No product development is expected from this action in the proposed timeline.
Applicants are expected to consider the potential regulatory impact of the results and, as relevant, develop a regulatory strategy and interaction plan for generating appropriate evidence as well as engaging with regulators in a timely manner. Additionally, applicants should anticipate engaging regional healthcare systems and authorities to prepare for clinical implementation and outcome acceptance when necessary.
Applicants should include in their proposal a strategy to ensure sustainability of the outputs of the project beyond the funding period.

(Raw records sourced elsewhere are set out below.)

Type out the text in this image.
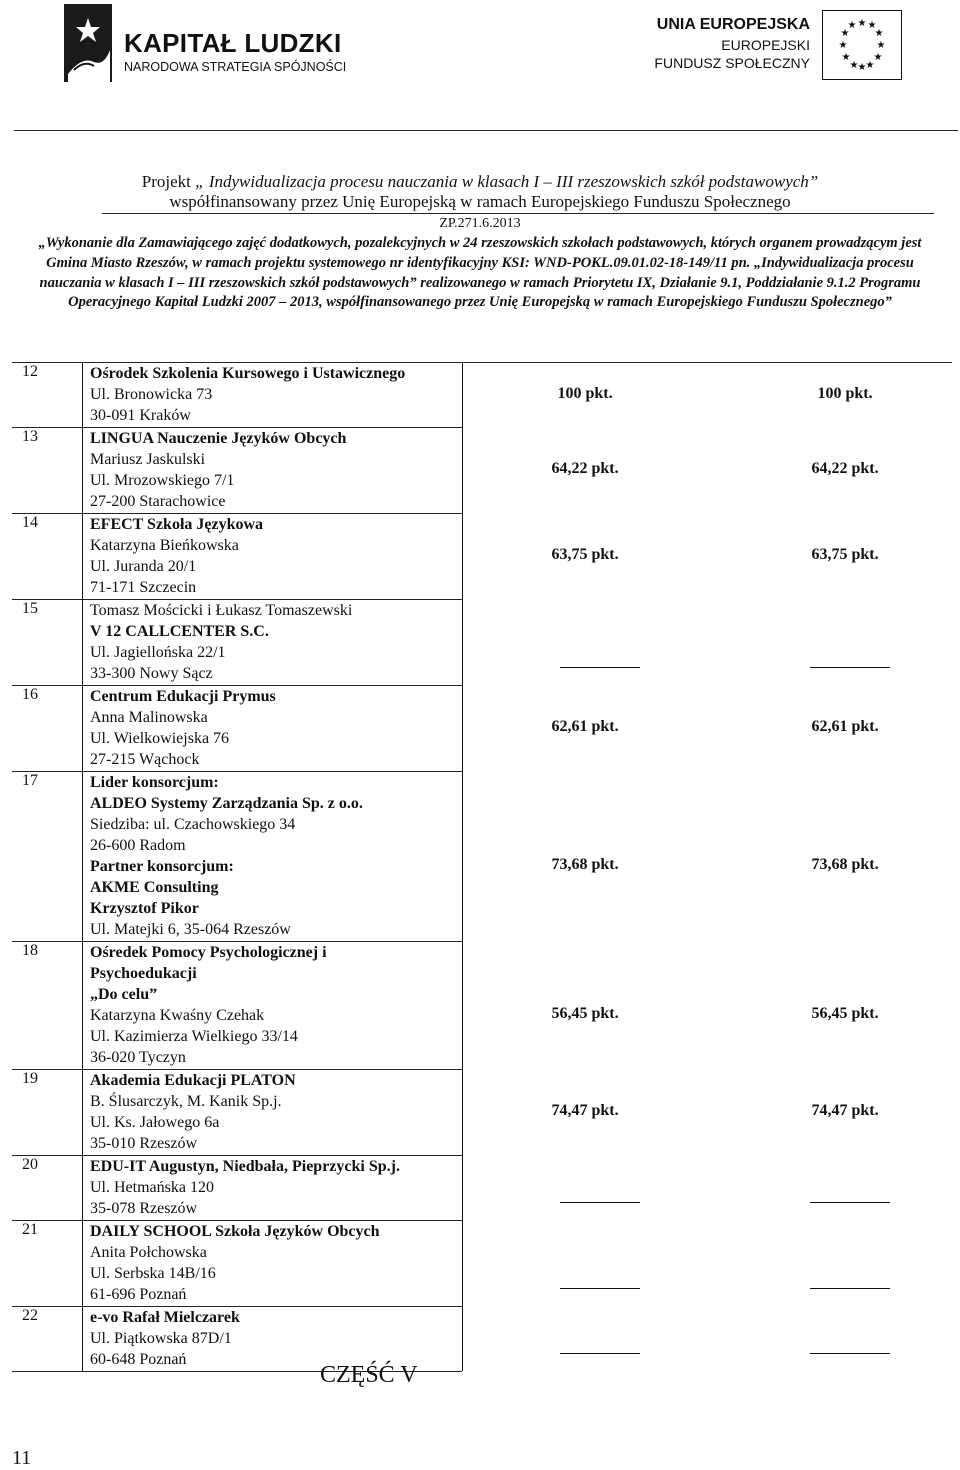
KAPITAŁ LUDZKI
NARODOWA STRATEGIA SPÓJNOŚCI
UNIA EUROPEJSKA
EUROPEJSKI
FUNDUSZ SPOŁECZNY
★ ★
★
★
★
★
★
★
★
★
★ ★
Projekt „ Indywidualizacja procesu nauczania w klasach I – III rzeszowskich szkół podstawowych”
współfinansowany przez Unię Europejską w ramach Europejskiego Funduszu Społecznego
ZP.271.6.2013
„Wykonanie dla Zamawiającego zajęć dodatkowych, pozalekcyjnych w 24 rzeszowskich szkołach podstawowych, których organem prowadzącym jest Gmina Miasto Rzeszów, w ramach projektu systemowego nr identyfikacyjny KSI: WND-POKL.09.01.02-18-149/11 pn. „Indywidualizacja procesu nauczania w klasach I – III rzeszowskich szkół podstawowych” realizowanego w ramach Priorytetu IX, Działanie 9.1, Poddziałanie 9.1.2 Programu Operacyjnego Kapitał Ludzki 2007 – 2013, współfinansowanego przez Unię Europejską w ramach Europejskiego Funduszu Społecznego”
12	Ośrodek Szkolenia Kursowego i Ustawicznego
Ul. Bronowicka 73
30-091 Kraków
100 pkt.	100 pkt.
13	LINGUA Nauczenie Języków Obcych
Mariusz Jaskulski
Ul. Mrozowskiego 7/1
27-200 Starachowice
64,22 pkt.	64,22 pkt.
14	EFECT Szkoła Językowa
Katarzyna Bieńkowska
Ul. Juranda 20/1
71-171 Szczecin
63,75 pkt.	63,75 pkt.
15	Tomasz Mościcki i Łukasz Tomaszewski
V 12 CALLCENTER S.C.
Ul. Jagiellońska 22/1
33-300 Nowy Sącz
16	Centrum Edukacji Prymus
Anna Malinowska
Ul. Wielkowiejska 76
27-215 Wąchock
62,61 pkt.	62,61 pkt.
17	Lider konsorcjum:
ALDEO Systemy Zarządzania Sp. z o.o.
Siedziba: ul. Czachowskiego 34
26-600 Radom
Partner konsorcjum:
AKME Consulting
Krzysztof Pikor
Ul. Matejki 6, 35-064 Rzeszów
73,68 pkt.	73,68 pkt.
18	Ośredek Pomocy Psychologicznej i
Psychoedukacji
„Do celu”
Katarzyna Kwaśny Czehak
Ul. Kazimierza Wielkiego 33/14
36-020 Tyczyn
56,45 pkt.	56,45 pkt.
19	Akademia Edukacji PLATON
B. Ślusarczyk, M. Kanik Sp.j.
Ul. Ks. Jałowego 6a
35-010 Rzeszów
74,47 pkt.	74,47 pkt.
20	EDU-IT Augustyn, Niedbała, Pieprzycki Sp.j.
Ul. Hetmańska 120
35-078 Rzeszów
21	DAILY SCHOOL Szkoła Języków Obcych
Anita Połchowska
Ul. Serbska 14B/16
61-696 Poznań
22	e-vo Rafał Mielczarek
Ul. Piątkowska 87D/1
60-648 Poznań
CZĘŚĆ V
11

The funded project should explore synergies with the funded project from IHI Call 11 Topic ‘Towards precision medicine: platform for transdiagnostic stratification of brain dysfunction’ (once the funded projects are awarded) to increase impact. Applicants are also expected to consider synergies with other relevant global, European and national initiatives including projects generated from Cluster Health topic "Relationship between infections and non-communicable diseases (HORIZON-HLTH-2023-DISEASE-03-07).